M used explosives on a kill switch to detract Vitali while Anderson went into his apartment to get the documents he had on Cowley; although, he couldn’t remember the combination (the day his mother died) so M had to crack it. Anderson had Crowley’s signature on a document to a Marine General urging illegal deployment into Bogota in 1988 where 14 were KIA and Cowley had covered it up. Vitali was having satellite support to track M so kept up with them. M and Anderson only escaped by untying a boat from its trailer in a traffic jam, which then dropped on the Russians. Jesse was able to convince Marv to find out which bank was hit on the 4th of last month; but only if he never saw him again… ever. He’d give the info to Fiona. Smug Cowley already knew who M was and that it must have been his idea to shake down a sitting congressman. He revealed that he'd already taken care of Anderson's issue. He had blackmailed a general who had been caught diverting money into admitting to the Bogota scandal, which made Andersons blackmail useless. He said he was going to see that Sam and Madeline were audited by the IRS every year for the rest of their lives and heap dirt on Ms grave, “just for the hell of it.” Anderson decked him out cold.

It took M rescuing them all from Vitali’s team to get Cowley to help Anderson. Vitali’s men whined to to him to let them surrender because “he was Michael Westen and there is only four of us.” Cowley heard Vitali threaten that there would be more Russians come until Anderson told them what he knew. Anderson shot Vitali and M had to back him down at gunpoint. "You're telling me it's illegal to shoot Russian assassin's on American soil now?"

Sam pointed out that Cowley could both help Anderson and look like a hero; or, be a traitor who had helped MW draw in Russians. He agreed saying "maybe next year I'll run unopposed." Anderson was going to be Paul Vandermark in Newport and said he might write his memoirs so M could publish them after he was gone. M found that Anderson’s memory was going – not just because he drank. Anderson told M that “all you really have in the end… are your stories.” Marv brought the details for the bank robbery, Miami Trust, to Fiona and wanted her to tell Jesse that he knew he was innocent. He gave her a paper which showed that there had been a duplicate key card used on that day; but, video surveillance tapes had all been confiscated.
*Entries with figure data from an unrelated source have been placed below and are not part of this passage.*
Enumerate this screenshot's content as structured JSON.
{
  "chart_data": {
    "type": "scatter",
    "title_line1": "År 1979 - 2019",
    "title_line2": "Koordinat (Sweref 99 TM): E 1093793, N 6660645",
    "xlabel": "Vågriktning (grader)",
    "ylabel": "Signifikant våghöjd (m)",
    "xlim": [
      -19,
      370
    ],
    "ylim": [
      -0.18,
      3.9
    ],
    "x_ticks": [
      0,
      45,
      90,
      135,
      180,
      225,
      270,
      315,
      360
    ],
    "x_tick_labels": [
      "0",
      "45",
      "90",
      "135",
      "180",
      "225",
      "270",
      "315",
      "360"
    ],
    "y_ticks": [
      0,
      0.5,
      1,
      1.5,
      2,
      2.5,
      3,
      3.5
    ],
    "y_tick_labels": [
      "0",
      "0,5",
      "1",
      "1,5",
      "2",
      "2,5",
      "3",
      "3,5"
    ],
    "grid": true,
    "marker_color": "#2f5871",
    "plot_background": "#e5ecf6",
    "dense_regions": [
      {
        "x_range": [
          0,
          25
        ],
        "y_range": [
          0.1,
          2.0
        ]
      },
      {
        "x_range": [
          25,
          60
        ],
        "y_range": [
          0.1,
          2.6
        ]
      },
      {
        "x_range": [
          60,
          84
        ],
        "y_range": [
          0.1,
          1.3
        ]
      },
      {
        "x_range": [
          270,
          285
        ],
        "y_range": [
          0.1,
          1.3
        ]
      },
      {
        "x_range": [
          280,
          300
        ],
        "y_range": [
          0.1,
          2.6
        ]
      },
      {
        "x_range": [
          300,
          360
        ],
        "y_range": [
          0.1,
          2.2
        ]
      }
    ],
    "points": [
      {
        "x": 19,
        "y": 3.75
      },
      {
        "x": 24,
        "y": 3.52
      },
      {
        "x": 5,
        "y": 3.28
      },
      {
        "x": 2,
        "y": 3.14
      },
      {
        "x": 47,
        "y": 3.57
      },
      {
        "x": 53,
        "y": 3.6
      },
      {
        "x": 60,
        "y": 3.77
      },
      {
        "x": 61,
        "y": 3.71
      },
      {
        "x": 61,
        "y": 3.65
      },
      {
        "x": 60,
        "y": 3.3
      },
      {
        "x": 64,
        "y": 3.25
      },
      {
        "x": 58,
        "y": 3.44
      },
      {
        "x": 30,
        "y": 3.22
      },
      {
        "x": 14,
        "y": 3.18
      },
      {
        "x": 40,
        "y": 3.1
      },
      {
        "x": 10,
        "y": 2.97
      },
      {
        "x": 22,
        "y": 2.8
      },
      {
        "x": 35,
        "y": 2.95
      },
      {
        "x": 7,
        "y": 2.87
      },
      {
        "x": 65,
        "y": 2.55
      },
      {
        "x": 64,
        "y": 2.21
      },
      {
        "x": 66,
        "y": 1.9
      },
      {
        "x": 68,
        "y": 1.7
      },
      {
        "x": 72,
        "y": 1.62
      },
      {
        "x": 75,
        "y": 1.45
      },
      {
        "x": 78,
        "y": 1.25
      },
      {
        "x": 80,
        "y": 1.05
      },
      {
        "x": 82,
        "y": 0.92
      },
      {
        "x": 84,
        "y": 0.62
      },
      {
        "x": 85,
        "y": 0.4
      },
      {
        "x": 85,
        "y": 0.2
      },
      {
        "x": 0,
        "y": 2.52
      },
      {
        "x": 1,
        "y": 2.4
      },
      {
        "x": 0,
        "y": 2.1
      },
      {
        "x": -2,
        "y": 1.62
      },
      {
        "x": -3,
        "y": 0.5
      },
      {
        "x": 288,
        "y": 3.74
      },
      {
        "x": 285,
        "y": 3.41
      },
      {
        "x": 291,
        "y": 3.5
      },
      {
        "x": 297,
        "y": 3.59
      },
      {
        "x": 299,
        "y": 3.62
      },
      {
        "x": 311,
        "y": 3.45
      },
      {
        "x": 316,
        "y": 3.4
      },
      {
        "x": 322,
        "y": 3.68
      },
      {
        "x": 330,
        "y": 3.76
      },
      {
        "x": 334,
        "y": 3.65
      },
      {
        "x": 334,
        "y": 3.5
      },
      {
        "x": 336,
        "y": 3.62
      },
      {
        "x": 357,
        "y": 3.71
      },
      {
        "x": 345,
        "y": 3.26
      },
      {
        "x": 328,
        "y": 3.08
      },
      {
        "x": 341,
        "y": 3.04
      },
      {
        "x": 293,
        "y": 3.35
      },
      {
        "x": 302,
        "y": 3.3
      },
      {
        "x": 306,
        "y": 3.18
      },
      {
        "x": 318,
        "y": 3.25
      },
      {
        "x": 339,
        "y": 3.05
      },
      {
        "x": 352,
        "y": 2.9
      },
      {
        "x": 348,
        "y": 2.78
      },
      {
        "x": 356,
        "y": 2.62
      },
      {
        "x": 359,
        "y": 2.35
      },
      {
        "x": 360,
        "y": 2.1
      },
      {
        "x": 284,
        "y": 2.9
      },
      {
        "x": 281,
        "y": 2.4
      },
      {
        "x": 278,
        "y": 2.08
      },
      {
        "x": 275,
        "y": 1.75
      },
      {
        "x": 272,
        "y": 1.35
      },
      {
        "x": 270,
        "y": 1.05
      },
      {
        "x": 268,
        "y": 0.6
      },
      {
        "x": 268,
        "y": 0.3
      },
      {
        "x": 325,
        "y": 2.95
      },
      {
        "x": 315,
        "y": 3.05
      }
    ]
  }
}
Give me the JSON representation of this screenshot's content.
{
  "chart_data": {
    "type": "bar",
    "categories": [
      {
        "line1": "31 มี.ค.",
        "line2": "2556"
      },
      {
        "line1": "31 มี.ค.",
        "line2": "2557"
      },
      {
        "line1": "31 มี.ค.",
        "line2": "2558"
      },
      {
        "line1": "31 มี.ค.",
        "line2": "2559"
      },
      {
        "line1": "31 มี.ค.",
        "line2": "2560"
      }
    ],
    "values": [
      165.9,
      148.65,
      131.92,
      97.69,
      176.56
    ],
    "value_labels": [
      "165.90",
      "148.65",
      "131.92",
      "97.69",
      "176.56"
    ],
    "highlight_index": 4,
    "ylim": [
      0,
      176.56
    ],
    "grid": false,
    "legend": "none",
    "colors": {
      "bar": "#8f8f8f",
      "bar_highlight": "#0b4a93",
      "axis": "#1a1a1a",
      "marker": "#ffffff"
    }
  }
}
Fiona destroyed the paper then turned on M for her slugfest claiming that M only cared about the “idea of people” and not about those who had his back every day.

Cast[]

Main[]

Recurring[]

  • Richard Kind as Marv

Guest[]

  • V.J. Foster as Vitali
  • Steven Klein as Alexi
  • John Doman as Bill Cowley
  • Burt Reynolds as Paul Anderson
  • Antares Davis as Regina

Trivia[]

  • Michael's drivers license says that he was born 01/7/67, weighs 185 pounds, and is 5'11".

Continuity Errors[]

  • In the first episode, Madeline said Michael broke out of his room at 6 to see the Star Wars. This can't be, since Star Wars came out in 1977, making him just over 10 when he sneaked out.